17.04.2008 tarih ve 5754 sayılı Kanunun 79. maddesi ile 3201 sayılı Kanunun 5. maddesine eklenen 4. fıkrada “ Yurtdışı hizmet borçlanmasına ait süreler 5510 sayılı Sosyal Sigortalar ve Genel Sağlık Sigortası Kanununa göre hangi sigortalılık haline göre geçmiş sayılacağının belirlenmesinde; Türkiye’de sigortalılıkları varsa borçlanma talep tarihindeki en son sigortalılık haline göre, sigortalılıkları yoksa aynı Kanunun 4 üncü maddesinin birinci fıkrasının (b) bendi kapsamında geçmiş sigortalılık süresi olarak kabul edilir.” şeklinde yurtdışı hizmet borçlanmasına ait sürelerin 5510 sayılı Kanun kapsamında hangi sigortalılık haline göre kabul edileceği düzenlenmiştir.

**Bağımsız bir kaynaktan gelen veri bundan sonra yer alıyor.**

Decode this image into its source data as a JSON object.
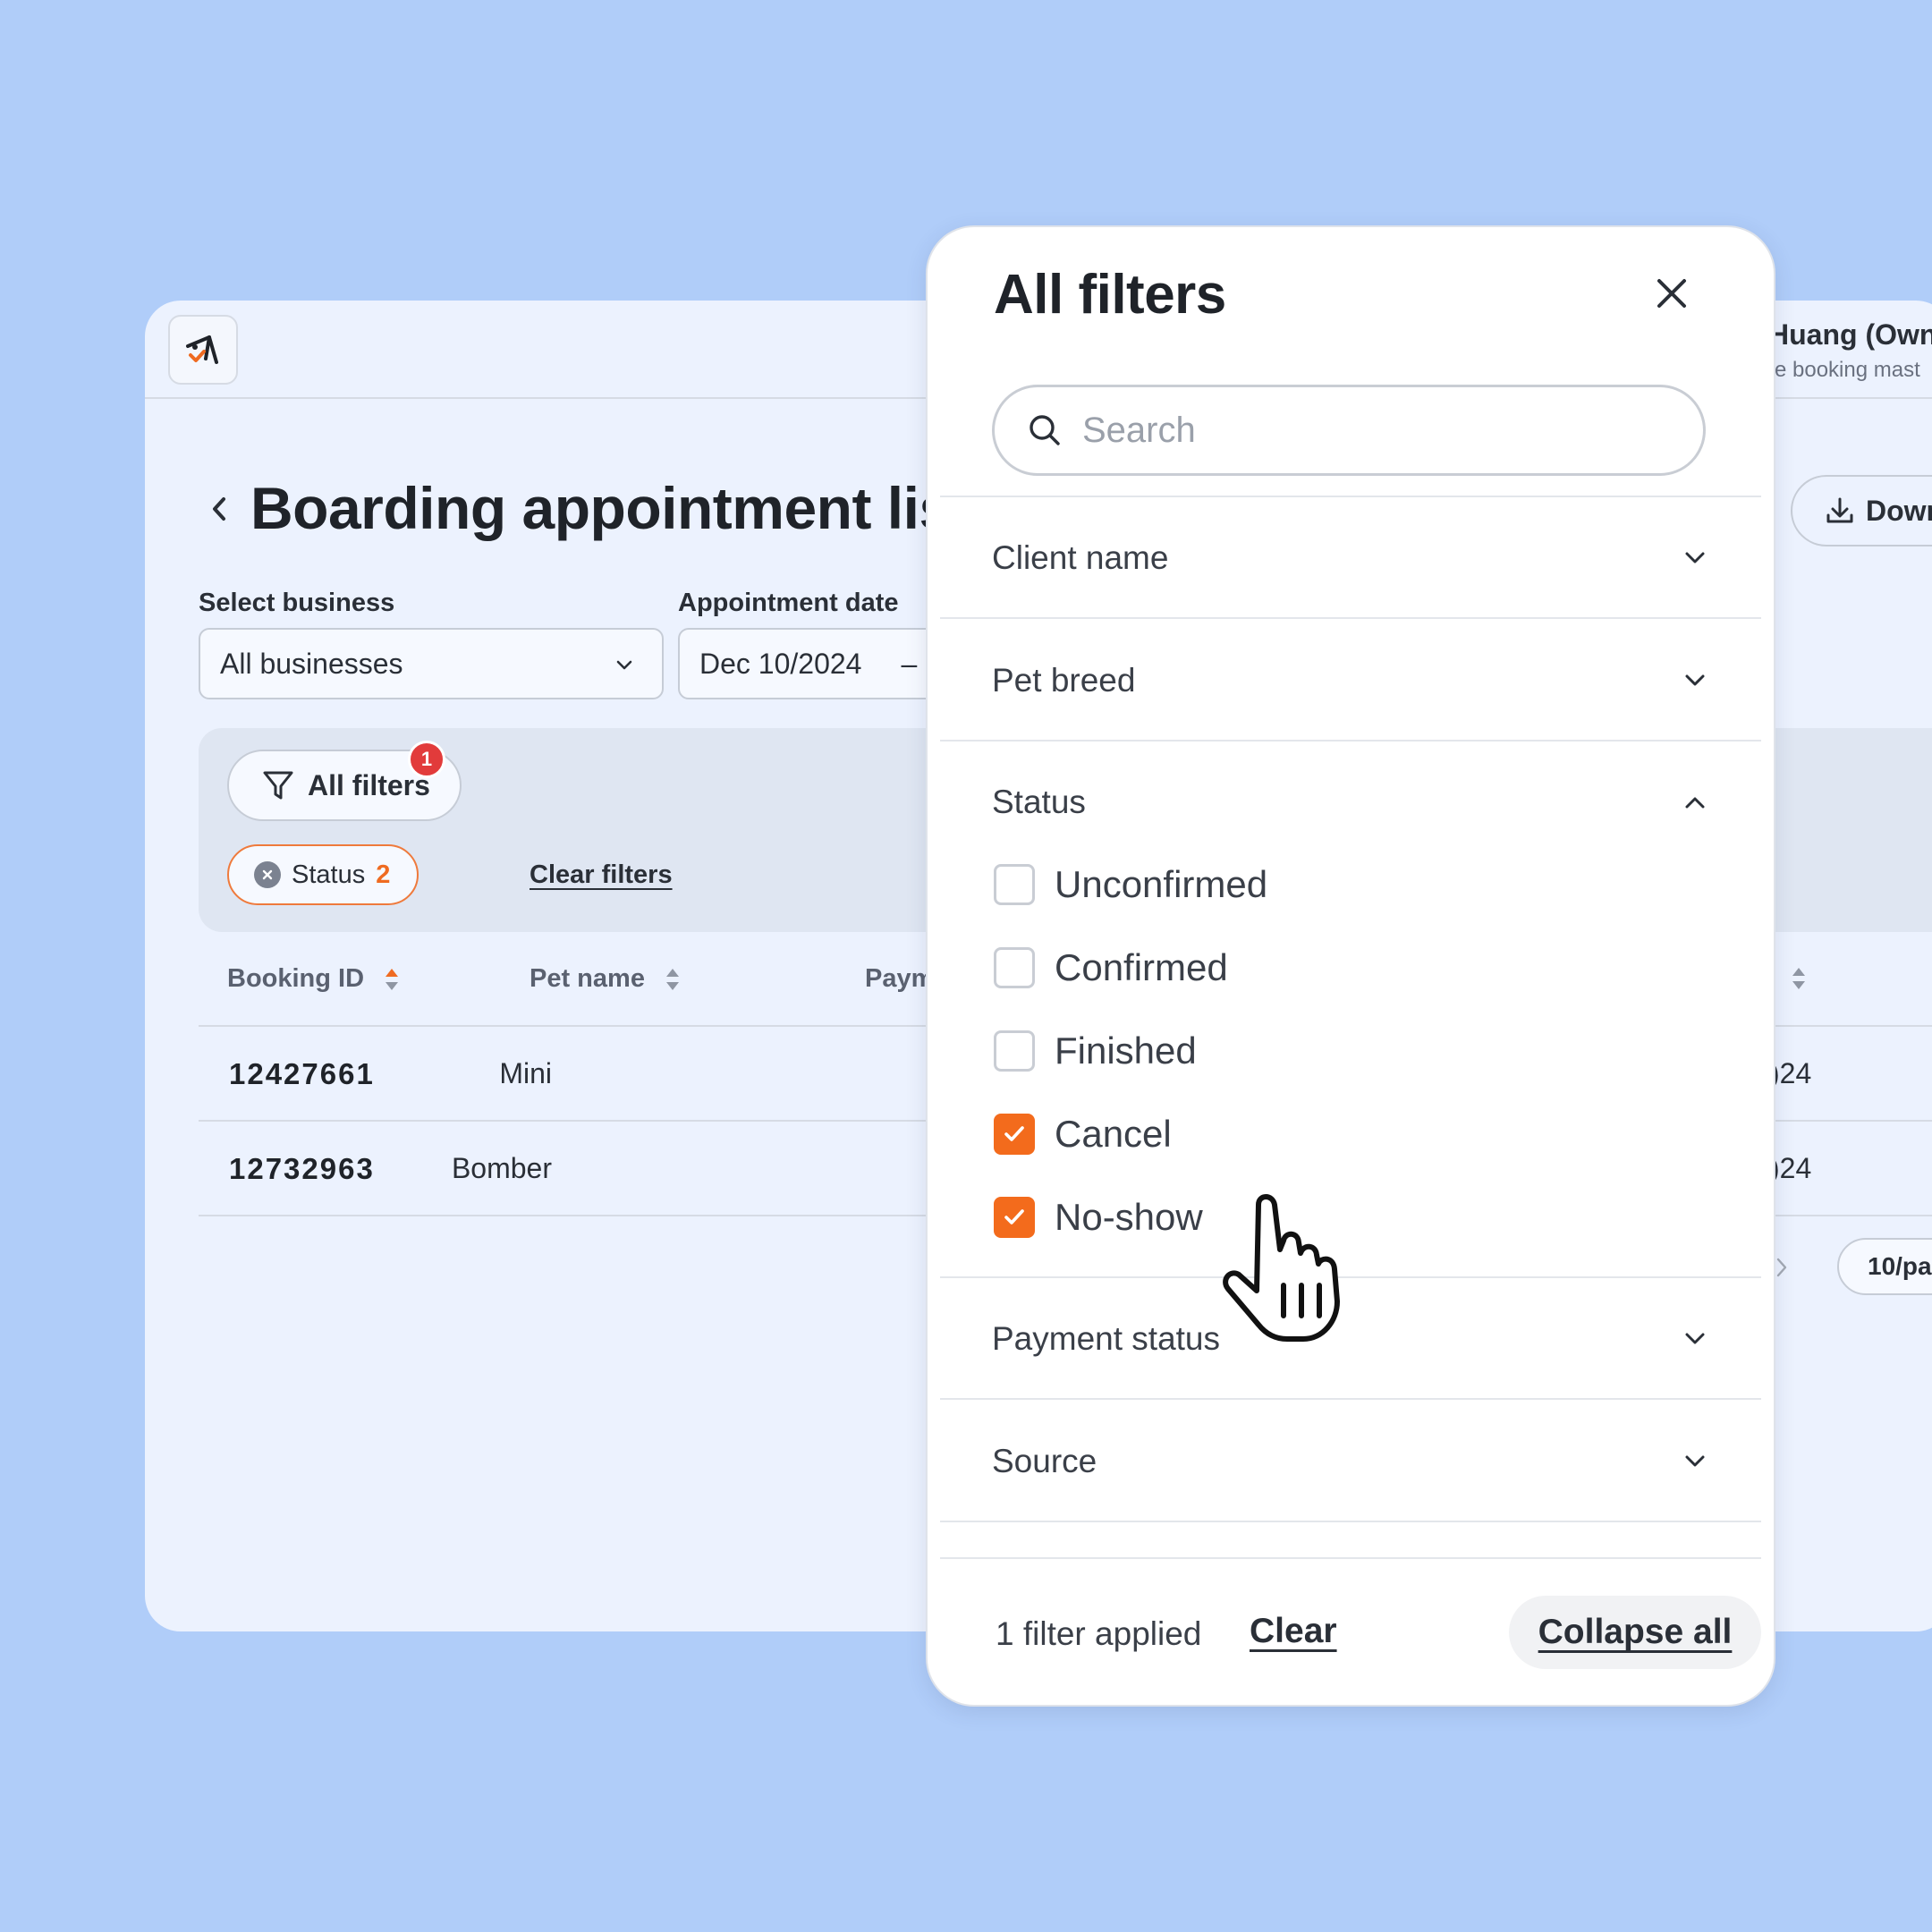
{
  "app": {
    "user_name": "Huang (Own",
    "user_sub": "e booking mast",
    "page_title": "Boarding appointment list",
    "download_label": "Down",
    "select_business_label": "Select business",
    "select_business_value": "All businesses",
    "appointment_date_label": "Appointment date",
    "appointment_date_value": "Dec 10/2024",
    "date_sep": "–",
    "all_filters_label": "All filters",
    "filter_badge": "1",
    "chip_label": "Status",
    "chip_count": "2",
    "clear_filters": "Clear filters",
    "columns": {
      "booking_id": "Booking ID",
      "pet_name": "Pet name",
      "payment": "Paym"
    },
    "rows": [
      {
        "id": "12427661",
        "pet": "Mini",
        "date": ")24"
      },
      {
        "id": "12732963",
        "pet": "Bomber",
        "date": ")24"
      }
    ],
    "page_size": "10/pa"
  },
  "modal": {
    "title": "All filters",
    "search_placeholder": "Search",
    "sections": {
      "client_name": "Client name",
      "pet_breed": "Pet breed",
      "status": "Status",
      "payment_status": "Payment status",
      "source": "Source"
    },
    "status_options": [
      {
        "label": "Unconfirmed",
        "checked": false
      },
      {
        "label": "Confirmed",
        "checked": false
      },
      {
        "label": "Finished",
        "checked": false
      },
      {
        "label": "Cancel",
        "checked": true
      },
      {
        "label": "No-show",
        "checked": true
      }
    ],
    "footer": {
      "applied_text": "1 filter applied",
      "clear_label": "Clear",
      "collapse_label": "Collapse all"
    }
  },
  "colors": {
    "background": "#b0cdf9",
    "app_card": "#ecf2fe",
    "accent_orange": "#f36b1c",
    "badge_red": "#e23b3b"
  },
  "icons": [
    "logo-icon",
    "back-chevron-icon",
    "download-icon",
    "chevron-down-icon",
    "filter-funnel-icon",
    "close-circle-icon",
    "sort-icon",
    "close-icon",
    "search-icon",
    "chevron-up-icon",
    "checkmark-icon",
    "hand-pointer-icon"
  ]
}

Somut olayda; davacının nüfus kaydında açıklamalar kısmında, Kazımkarabekir Asliye Hukuk Mahkemesinin 13.08.1990 tarih ve 1990/79-33 sayılı kararı ile doğum tarihinin tashih edildiği ve kayıt düzeltme ile doğum tarihi 15.01.1973 iken 12.11.1970 tarihi olduğu belirtildiği, düzeltmeye dair karar gerekçesinden eski kök kütükte doğum tarihi 12.11.1970 olduğu halde 1976 yılından sonra tescil edilen kütükte 15.01.1973 tarihi olarak aktırıldığı belirterek kaydın düzeltildiği anlaşılmakla birlikte dosyaya celp edilen mernis doğum tutanağında doğum tarihinin 15.01.1973 bildirim tarihinin 02.02.1973 ve bildirimi yapanın Alanözü köyü muhtarı olduğu anlaşılmakta olup Mahkemece, çelişkinin giderilmesi için tekrar tashih kararında belirtilen 1976 tarihinden önceki kök kayıtlarının onaylı suretinin nufüs müdürlüğünden, davacının ilkokula kayıt tarihinin okul ve ilçe milli eğitim müdürlüğünden celp edilerek dosyadaki önceden celp edilen kayıtlarla karşılaştırılarak davacının doğum tarihindeki değişikliğin kayıt düzeltme ya da yaş tashihi olup olmadığı irdelenerek, kayıt düzeltme olduğunun tespit edilmesi halinde düzeltilmiş doğum tarihine göre 18 yaşın ikmal tarihi dikkate alınıp, yurtdışı hizmet borçlanma başlangıç tarihi belirlenerek karar verilmelidir.
Mahkemece, bu maddi ve hukuki olgular dikkate alınmaksızın, eksik araştırma ve inceleme ile yazılı şekilde hüküm kurulması usul ve yasaya aykırı olup bozma nedenidir.
O halde, davalı Kurum vekilinin bu yönleri amaçlayan temyiz itirazları kabul edilmeli hüküm bozulmalıdır
SONUÇ: Temyiz edilen hükmün yukarıda açıklanan nedenlerle BOZULMASINA, 21.12.2017 gününde oybirliğiyle karar verildi.